Mais cette vision extérieure change petit à petit. Grâce aux longues années passées auprès de M. Joseph, le narrateur apprend à comprendre les pensées et les sentiments de ce dernier. Il tente, en « amateur d’âmes », d’expliquer l’amour et les soins dont cet homme entoure sa femme et son fils. Il explique aussi les raisons de son inquiétude pour eux : le destin est toujours prêt à les lui ravir. M. Joseph n’est plus cet homme énigmatique du début, celui qui fait peur. C’est un homme comme les autres. Il a des forces et des faiblesses. Par exemple, dans le passage suivant, le narrateur témoigne d’une connaissance assez profonde du caractère de son ami. Il tente d’expliquer son état d’âme et d’esprit face au destin qui menace sa famille :

‘Il y avait certainement chez M. Joseph une grande part d’amour propre. Je ne crois pas qu’il existe des saints. Il se servait avec trop d’intelligence de sa qualité pour n’avoir pas une haute opinion de lui-même. En fin, quand il avait bien souffert d’amour-propre, qu’il s’était soigneusement blessé à l’endroit qui ne guérit pas avec l’idée qu’il serait berné, il souffrait d’amour pur et simple. La perdre et rester seul! La remplacer par quoi? (Il n’était même pas question de se demander par qui on pouvait la remplacer; il avait vu les Sophie et les Eléonore!) Il n’ y avait de ressources qu’en cessant d’aimer. C’est ce qu’il fit, je crois. Mais, des hommes de la taille de M. Joseph ne passent pas au suivant, comme les hommes de petit format. S’ils abandonnent, c’est par instinct de conservation. On ne peut pas savoir qu’ils n’aiment plus. Eux-mêmes l’ignorent mais ils font désormais ce qu’il faut pour vivre; la vie tient à eux; cela doit être bien désagréable. (V, 743-744)’

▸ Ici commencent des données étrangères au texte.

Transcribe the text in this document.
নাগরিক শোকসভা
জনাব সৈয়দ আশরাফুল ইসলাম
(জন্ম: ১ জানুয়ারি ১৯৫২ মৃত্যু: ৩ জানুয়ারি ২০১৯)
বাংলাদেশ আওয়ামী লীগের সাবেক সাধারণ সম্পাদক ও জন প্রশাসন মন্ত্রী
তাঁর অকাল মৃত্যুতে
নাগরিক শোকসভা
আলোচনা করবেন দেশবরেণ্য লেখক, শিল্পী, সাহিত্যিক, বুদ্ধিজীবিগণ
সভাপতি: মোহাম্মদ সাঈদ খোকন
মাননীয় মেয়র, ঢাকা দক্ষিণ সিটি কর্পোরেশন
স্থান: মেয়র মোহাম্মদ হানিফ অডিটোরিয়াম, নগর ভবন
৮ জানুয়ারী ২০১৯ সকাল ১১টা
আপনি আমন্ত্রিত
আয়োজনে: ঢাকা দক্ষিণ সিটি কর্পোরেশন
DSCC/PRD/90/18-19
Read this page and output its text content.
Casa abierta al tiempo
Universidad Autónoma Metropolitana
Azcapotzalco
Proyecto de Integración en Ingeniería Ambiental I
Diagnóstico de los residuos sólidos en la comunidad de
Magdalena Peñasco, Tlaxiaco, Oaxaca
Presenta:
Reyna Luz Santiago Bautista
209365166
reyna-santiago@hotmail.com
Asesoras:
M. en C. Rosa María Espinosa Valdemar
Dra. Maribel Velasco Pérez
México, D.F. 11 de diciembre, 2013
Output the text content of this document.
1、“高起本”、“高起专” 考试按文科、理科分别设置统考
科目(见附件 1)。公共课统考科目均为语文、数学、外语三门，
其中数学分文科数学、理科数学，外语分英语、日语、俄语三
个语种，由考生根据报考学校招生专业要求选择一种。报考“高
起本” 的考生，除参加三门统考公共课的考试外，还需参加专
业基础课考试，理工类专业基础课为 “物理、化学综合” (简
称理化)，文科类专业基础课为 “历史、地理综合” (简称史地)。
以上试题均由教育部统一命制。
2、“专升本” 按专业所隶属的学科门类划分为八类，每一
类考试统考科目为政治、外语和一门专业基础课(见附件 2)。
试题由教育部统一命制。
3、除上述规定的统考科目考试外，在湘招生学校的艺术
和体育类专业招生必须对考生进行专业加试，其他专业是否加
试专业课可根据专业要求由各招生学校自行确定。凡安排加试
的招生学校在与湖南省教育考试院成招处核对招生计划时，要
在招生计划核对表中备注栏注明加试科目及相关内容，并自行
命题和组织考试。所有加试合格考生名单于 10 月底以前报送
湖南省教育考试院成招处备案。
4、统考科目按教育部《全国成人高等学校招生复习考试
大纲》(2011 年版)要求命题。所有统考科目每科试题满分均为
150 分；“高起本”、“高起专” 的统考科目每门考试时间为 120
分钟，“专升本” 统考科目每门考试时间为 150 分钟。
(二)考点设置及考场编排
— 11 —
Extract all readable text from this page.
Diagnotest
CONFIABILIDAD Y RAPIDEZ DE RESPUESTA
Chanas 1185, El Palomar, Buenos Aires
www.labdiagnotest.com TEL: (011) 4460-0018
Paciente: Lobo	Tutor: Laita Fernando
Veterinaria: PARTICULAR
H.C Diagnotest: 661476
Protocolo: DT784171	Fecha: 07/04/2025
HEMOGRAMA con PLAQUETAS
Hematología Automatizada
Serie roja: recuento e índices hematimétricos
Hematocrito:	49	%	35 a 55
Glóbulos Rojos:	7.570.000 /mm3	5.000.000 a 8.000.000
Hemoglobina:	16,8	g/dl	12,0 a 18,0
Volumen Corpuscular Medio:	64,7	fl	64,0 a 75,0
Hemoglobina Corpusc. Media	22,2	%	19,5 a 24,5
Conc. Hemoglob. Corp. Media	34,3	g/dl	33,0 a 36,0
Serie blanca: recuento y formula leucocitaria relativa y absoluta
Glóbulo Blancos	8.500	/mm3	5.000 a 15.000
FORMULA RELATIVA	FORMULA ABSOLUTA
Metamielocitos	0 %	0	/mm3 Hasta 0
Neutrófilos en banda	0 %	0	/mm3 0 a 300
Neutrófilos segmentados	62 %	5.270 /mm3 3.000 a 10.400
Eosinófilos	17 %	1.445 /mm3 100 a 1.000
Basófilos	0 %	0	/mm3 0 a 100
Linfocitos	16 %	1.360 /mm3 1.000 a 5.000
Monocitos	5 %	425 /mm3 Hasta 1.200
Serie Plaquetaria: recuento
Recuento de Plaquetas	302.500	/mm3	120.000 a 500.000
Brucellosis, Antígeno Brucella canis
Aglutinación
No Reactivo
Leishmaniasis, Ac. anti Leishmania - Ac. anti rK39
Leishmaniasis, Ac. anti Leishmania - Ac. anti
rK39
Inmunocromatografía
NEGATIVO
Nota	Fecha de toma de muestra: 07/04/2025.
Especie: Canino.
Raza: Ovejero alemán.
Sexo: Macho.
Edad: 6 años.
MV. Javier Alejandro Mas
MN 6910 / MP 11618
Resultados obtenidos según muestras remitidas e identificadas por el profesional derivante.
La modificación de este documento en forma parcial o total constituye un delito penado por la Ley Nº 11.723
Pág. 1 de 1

Contrairement au personnage de Langlois d’Un Roi sans divertissement , qui échappe au fil du texte, et dont le comportement devient de plus en plus énigmatique, on le verra plus loin, malgré la présence de plusieurs narrateurs qui prennent la relève pour tenter d’expliquer ce comportement, M. Joseph, lui, apparaît de plus en plus transparent. Le narrateur le connaît de plus en plus et fournit des explications non seulement sur son action mais aussi sur ses sentiments profonds. Dans Le Moulin de Pologne , on passe progressivement d’un récit en focalisation externe à un récit presque en focalisation zéro, puisque le narrateur sait désormais tout sur le personnage, qui pourtant, au début, paraissait énigmatique et opaque.

Notes
669.

Le thème n’est pas nouveau. Dans Triomphe de la vie , Panturle et ses amis chargent Eugénie de séduire le forgeron Augustin pour qu’il accpte de leur fabriquer une charrue spéciale, capable de labourer leurs champs arides. Dans Regain , Mamèche parvient à faire venir Arsule chez Panturle pour que celui-ci se marie avec elle, fonde une famille et s’installe dans le village abandonné.